Marken müssen lernen, empathisch zu sein
 

Marken müssen lernen, empathisch zu sein

Fotolia/beeboys
Für den "Empathie-Report 2016" wurden insgesamt 1.003 Österreicher zwischen 14 und 69 Jahren befragt.
Für den "Empathie-Report 2016" wurden insgesamt 1.003 Österreicher zwischen 14 und 69 Jahren befragt.

Marketagent.com und Strategie Austria präsentieren den "Empathie-Report 2016", der belegt: Kunden wünschen sich von Marken, verstanden zu werden – dies geschieht allerdings nicht immer

Empathie – ein großer Begriff, der im Business-Kontext wohl eher selten fällt. Strategie Austria und das digitale Markt- und Meinungsforschungsinstitut Marketagent.com sind genau diesem Thema auf den Grund gegangen und haben sich gefragt, ob die Fähigkeit, sich in Menschen hineinzuversetzen, für Marken einen echten Mehrwert bietet oder ob es sich dabei nur um "esoterischen Luxus" handelt. Die Ergebnisse präsentierten Marketagent-Geschäftsführer Thomas Schwabl  und Ulli Helm von der Strategie Austria am 17. März im Impact Hub Vienna.
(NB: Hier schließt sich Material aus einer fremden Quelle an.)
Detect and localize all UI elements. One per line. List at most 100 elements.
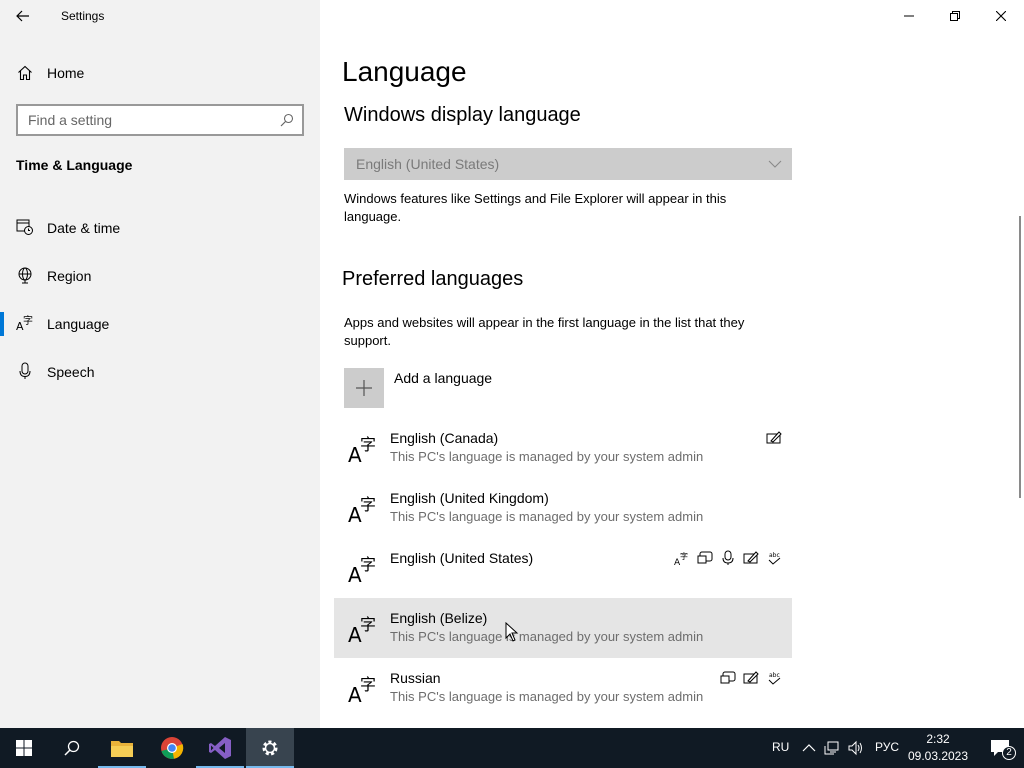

"Zunächst haben wir uns kritisch gefragt, ob es möglich ist, Empathie in einer quantitativen Marktforschung zu durchleuchten", so Thomas Schwabl von Marketagent.com. "Trotz der Abstraktion des Themas konnten wir klare Erkenntnisse gewinnen. So ist die Bedeutung von Verständnis zwar im Bereich der Partner und Kinder am höchsten, aber 36 Prozent der Befragten ist es auch wichtig, sich von Marken verstanden zu fühlen."

Keine leeren Versprechungen machen

Dass Unternehmen diesem Wunsch aber oft nicht Folge leisten, zeigt die Studie ebenso, denn: nur 17 Prozent der Probanden fühlen sich von Marken tatsächlich verstanden. Grund dafür sind nicht eingelöste Versprechen, die die Beziehung zwischen Marken und Konsumenten zu belasten scheinen. Die Hälfte der Untersuchungsteilnehmer gab außerdem an, dass Marken einerseits versuchen, Empathie aufzubringen, andererseits aber nicht entsprechend handeln. Wenn es darum geht, wie sich Empathie konkret äußern sollte, nannten 64 Prozent "Service", "keine leeren Versprechungen" (60 Prozent) und "Preise" (60 Prozent). Weniger Bedeutung haben indes – und das überrascht vielleicht – attraktive Aktionen sowie die Kundenkommunikation. Dies zeigt: reden allein bringt nicht viel.

Ein weiter Weg


Und die Konsequenzen? Laut der Studie zieht sich etwa ein Drittel der Befragten zurück, wenn sie sich von einer Marke nicht verstanden fühlen, ein weiteres Drittel geht allerdings den direkten Weg und scheut sich nicht davor, das Problem anzusprechen. "Ein überraschend hoher Wert an Aktivität und Involvement", heißt es dazu seitens der Studien-Initiatoren.

Ulli Helm von Strategie Austria sagt dazu: "Die ermutigende Erkenntnis der Studie:  Bedürfnisorientierung zahlt sich aus. Werden Wünsche von einer Marke erfüllt, so kauft man sie wieder (59 Prozent) oder empfiehlt sie weiter (58 Prozent). Fast ein Drittel (31 Prozent) ist in dem Fall sogar bereit, eine Höchststufe an Loyalität zu beweisen – die Marke zu verteidigen." Die zweite gute Nachricht: Über 40 Prozent der befragten Österreicher sind der Meinung, dass Empathie im Markenbereich an Bedeutung gewonnen hat. Die Richtung stimmt also, auch wenn der Weg für Marken noch ein weiter zu sein scheint.